2. Eliminate junk foods from the house. Dump those chips, animal crackers and cookies for healthful snacks like fruits and veggies. Carrot sticks and apple slices make easy munchies. If your child needs convincing, entice them with a dip like fat-free dressing or low-fat peanut butter. Then, slowly wean them off the dip.
3. Have your kids eat three regular meals and two healthy snacks a day. This speeds up metabolism and helps kids always feel satisfied so they’re less likely to overeat.
4. Keep a bowl of ready-to-eat fruits out on the counter for quick snacks. Stock up on bananas, apples, oranges, pears and grapes, and tell your children they can freely choose from these snacks. Giving them a choice lets them have control over what they’re eating.
5. Don’t let kids munch in front of the tube. Serve meals and snacks at the table to help monitor what and how much your kids are eating. Mindless munching in front of the TV can add inches to their waistlines. Experts recommend that kids spend no more than one or two hours daily in front of a TV or computer screen.
6. Build a meal around a vegetable entrée. Consider whipping up a stir-fry, salad, vegetable quesadillas or vegetable pizza. Use items like grape tomatoes, mushrooms, bell peppers and potatoes to put together vegetable kebabs for the grill.
7. Use fresh fruits and vegetables whenever possible. You’ll get the maximum nutrients with the fresh stuff. Frozen fruits and veggies are the next best thing; they add fewer calories and salt than canned product. If you do buy canned produce, look for “no salt added” on the label.
8. Boost breakfast options. Add banana or strawberry slices to your child’s cereal or use whole berries like antioxidant-rich blueberries or raspberries. Most kids like these fruits so it’s an easy way to get an extra serving of produce into their first meal of the day.

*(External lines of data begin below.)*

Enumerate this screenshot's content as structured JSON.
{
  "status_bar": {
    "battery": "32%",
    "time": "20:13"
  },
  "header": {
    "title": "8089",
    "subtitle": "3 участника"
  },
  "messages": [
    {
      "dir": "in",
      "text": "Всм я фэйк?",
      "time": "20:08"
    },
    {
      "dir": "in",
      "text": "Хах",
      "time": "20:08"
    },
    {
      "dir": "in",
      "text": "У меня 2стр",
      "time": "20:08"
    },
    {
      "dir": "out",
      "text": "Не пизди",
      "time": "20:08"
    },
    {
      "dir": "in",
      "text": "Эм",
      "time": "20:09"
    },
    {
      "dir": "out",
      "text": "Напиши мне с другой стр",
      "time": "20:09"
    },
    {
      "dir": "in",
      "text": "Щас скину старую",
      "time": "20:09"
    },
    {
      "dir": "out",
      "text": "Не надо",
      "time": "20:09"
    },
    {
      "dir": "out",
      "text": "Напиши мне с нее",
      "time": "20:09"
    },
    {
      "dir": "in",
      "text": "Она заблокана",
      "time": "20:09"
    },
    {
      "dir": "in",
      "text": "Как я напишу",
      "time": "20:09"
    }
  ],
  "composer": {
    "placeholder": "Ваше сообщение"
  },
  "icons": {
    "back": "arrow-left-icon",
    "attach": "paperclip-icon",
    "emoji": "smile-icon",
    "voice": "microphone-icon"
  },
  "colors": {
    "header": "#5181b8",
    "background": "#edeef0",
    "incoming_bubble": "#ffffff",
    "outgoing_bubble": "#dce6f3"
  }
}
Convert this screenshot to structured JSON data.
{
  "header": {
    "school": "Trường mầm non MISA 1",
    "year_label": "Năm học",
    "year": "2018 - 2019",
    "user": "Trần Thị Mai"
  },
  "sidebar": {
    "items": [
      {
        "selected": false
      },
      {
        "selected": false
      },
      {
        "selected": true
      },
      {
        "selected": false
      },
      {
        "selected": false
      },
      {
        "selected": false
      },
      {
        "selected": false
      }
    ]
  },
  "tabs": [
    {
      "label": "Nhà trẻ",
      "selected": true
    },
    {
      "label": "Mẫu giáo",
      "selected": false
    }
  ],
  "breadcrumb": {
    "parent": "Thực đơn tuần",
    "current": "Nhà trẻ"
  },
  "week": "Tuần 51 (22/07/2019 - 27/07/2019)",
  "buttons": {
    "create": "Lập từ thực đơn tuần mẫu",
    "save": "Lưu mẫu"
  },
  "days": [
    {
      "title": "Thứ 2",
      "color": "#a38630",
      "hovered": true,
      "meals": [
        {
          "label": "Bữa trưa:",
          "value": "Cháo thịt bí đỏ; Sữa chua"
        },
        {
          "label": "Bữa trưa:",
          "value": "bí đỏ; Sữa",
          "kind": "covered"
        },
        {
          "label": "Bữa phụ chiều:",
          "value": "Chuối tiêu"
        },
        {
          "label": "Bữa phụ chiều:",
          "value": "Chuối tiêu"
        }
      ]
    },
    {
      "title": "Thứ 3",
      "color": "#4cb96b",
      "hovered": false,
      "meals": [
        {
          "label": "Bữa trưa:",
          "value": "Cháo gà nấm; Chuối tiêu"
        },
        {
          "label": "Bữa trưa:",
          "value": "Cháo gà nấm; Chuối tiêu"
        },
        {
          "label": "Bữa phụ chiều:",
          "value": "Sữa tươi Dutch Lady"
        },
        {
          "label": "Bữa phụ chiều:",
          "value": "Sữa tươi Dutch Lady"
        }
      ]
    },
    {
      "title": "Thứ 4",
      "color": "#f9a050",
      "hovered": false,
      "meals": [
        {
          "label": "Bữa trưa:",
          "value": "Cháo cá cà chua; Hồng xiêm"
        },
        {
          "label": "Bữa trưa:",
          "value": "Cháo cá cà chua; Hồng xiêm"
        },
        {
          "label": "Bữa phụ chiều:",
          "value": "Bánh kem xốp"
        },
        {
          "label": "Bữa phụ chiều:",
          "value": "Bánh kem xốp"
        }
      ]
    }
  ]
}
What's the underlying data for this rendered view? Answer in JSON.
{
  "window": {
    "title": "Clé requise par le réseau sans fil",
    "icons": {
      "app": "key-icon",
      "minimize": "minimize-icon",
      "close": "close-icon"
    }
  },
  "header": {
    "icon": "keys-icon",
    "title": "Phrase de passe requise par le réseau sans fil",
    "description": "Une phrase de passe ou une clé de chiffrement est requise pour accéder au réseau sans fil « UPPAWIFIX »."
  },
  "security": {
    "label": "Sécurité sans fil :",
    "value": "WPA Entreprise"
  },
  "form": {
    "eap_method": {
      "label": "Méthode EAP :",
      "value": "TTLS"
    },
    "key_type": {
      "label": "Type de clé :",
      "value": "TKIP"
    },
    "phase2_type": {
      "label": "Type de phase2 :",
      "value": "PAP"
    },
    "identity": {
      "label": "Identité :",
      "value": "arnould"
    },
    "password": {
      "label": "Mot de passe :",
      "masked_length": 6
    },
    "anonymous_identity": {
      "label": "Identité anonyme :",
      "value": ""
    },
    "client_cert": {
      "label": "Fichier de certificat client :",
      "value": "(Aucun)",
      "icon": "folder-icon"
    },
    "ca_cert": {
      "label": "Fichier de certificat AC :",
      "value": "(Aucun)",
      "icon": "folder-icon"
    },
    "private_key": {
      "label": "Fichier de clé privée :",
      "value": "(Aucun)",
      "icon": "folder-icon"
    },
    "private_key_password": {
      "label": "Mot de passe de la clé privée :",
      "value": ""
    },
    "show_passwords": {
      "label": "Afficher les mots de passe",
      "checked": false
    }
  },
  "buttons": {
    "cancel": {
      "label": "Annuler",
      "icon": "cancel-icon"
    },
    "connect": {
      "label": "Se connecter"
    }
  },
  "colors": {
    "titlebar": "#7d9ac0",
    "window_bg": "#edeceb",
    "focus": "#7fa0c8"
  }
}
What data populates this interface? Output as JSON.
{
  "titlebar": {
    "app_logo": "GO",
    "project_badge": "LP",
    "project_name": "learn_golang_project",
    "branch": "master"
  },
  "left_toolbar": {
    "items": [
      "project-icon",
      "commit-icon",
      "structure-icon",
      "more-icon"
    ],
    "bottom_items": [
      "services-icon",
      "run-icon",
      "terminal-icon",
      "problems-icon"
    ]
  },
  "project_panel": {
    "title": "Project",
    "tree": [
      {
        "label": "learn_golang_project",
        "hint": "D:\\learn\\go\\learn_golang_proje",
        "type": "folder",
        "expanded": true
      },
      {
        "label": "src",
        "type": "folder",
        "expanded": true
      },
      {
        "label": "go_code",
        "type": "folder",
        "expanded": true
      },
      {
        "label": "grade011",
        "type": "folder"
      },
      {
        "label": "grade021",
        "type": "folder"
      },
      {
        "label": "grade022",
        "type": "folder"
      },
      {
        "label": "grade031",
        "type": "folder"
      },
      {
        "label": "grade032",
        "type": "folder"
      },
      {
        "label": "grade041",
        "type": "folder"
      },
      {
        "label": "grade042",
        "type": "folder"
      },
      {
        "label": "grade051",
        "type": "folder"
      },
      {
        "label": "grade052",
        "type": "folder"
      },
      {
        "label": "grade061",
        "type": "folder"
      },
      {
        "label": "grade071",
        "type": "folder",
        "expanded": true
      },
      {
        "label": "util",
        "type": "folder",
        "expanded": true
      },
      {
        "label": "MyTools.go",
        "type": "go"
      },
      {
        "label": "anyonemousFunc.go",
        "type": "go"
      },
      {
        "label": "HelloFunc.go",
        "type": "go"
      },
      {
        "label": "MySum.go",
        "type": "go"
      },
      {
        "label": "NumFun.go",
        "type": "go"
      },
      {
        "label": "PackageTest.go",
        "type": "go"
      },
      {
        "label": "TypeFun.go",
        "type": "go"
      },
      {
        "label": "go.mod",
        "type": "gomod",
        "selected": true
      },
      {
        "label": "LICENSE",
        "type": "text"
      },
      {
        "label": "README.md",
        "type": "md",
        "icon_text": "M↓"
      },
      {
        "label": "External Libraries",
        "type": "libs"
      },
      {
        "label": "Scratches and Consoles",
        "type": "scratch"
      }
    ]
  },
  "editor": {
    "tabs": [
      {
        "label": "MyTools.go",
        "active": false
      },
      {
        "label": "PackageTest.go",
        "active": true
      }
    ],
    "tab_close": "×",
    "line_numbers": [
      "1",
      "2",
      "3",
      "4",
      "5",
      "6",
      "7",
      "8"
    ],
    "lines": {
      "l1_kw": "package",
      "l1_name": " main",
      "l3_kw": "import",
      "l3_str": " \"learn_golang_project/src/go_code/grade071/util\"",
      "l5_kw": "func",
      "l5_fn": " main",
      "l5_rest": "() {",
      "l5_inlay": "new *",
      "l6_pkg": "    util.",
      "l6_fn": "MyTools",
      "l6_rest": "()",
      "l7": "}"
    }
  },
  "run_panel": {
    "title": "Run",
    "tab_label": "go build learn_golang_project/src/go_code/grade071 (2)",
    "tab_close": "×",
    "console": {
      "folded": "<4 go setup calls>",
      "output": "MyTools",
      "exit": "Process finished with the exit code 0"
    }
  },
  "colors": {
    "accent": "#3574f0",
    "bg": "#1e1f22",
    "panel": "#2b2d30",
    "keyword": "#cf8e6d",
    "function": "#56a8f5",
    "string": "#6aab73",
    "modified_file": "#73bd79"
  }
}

9. Downsize the desserts. If your family regularly serves desserts after a meal, try smaller portions and fix healthful options. A baked apple with cinnamon is all natural and provides added nutrition without a lot of extra sugar.
10. Bake with applesauce. In many cake and muffin recipes, you can substitute applesauce for oil to cut down on fat. Applesauce also adds moisture and flavor to the goodies.
11. Park as far as possible from the supermarket or department store. These small steps add up, especially for kids who take two to three times as many steps as you do to reach the same destination. Make it a game – have your child count how many steps it takes to reach each store. Then see if you can park even farther the next trip. For older kids, consider getting the child a pedometer to track steps.
12. Encourage lots of exercise. You don’t have to enroll your child in organized sports to get them moving (although it is a great way to burn those calories!). Experts recommend at least 60 minutes of exercise a day for kids. Remember, this can be broken down into small increments like three 20-minute intervals. Take a bike ride or walk around the neighborhood, play a game of catch or toss around a Frisbee. If you have a dog, make it part of your child’s routine to walk the dog once a day.